Published: December 1, 2023 8:17pm

Updated: December 1, 2023 8:39pm

A federal judge on Friday rejected former President Donald Trump's claims of immunity in special counsel Jack Smith's election case, insisting that presidential immunity did not prevent the prosecution of a former office holder.

"Defendant's four-year service as Commander in Chief did not bestow on him the divine right of kings to evade the criminal accountability that governs his fellow citizens,"  U.S. District Judge Tanya Chutkan wrote, according to The Hill.

Smith has charged Trump with conspiracy to defraud, conspiracy to obstruct an official proceeding, obstruction of, and attempt to obstruct an official proceeding, and conspiracy against rights.
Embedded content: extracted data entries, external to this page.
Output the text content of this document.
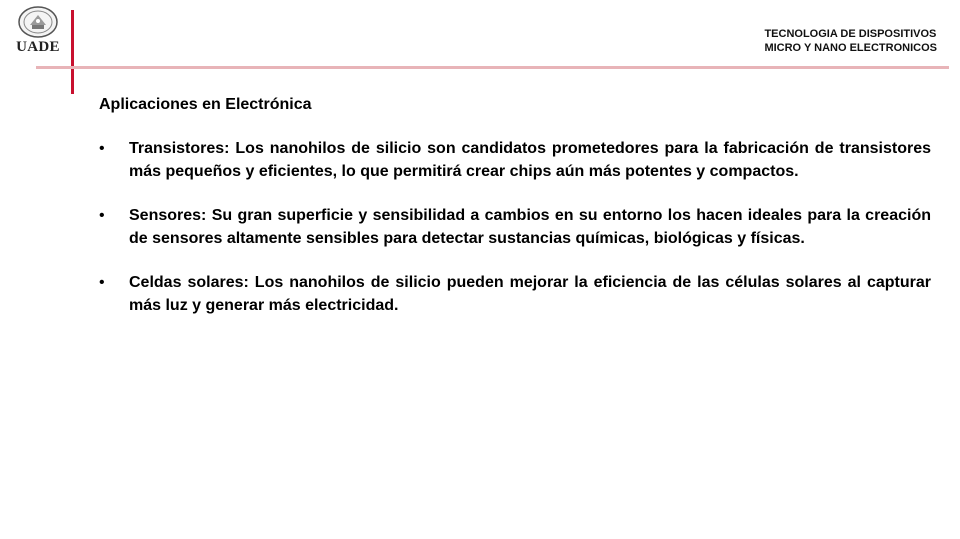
UADE
TECNOLOGIA DE DISPOSITIVOS
MICRO Y NANO ELECTRONICOS
Aplicaciones en Electrónica
• Transistores: Los nanohilos de silicio son candidatos prometedores para la fabricación de transistores más pequeños y eficientes, lo que permitirá crear chips aún más potentes y compactos.
• Sensores: Su gran superficie y sensibilidad a cambios en su entorno los hacen ideales para la creación de sensores altamente sensibles para detectar sustancias químicas, biológicas y físicas.
• Celdas solares: Los nanohilos de silicio pueden mejorar la eficiencia de las células solares al capturar más luz y generar más electricidad.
He pleaded not guilty to all counts in August of this year.

Chutkan, in her Friday decision, asserted that "[w]hatever immunities a sitting President may enjoy, the United States has only one Chief Executive at a time, and that position does not confer a lifelong 'get-out-of-jail-free' pass, Former Presidents enjoy no special conditions on their federal criminal liability."

Trump had further argued that his acquittal in the Senate during his second impeachment, moreover, would bar his prosecution, a claim Chutkan also rejected.

"[N]either traditional double jeopardy principles nor the Impeachment Judgment Clause provide that a prosecution following impeachment acquittal violates double jeopardy," she wrote.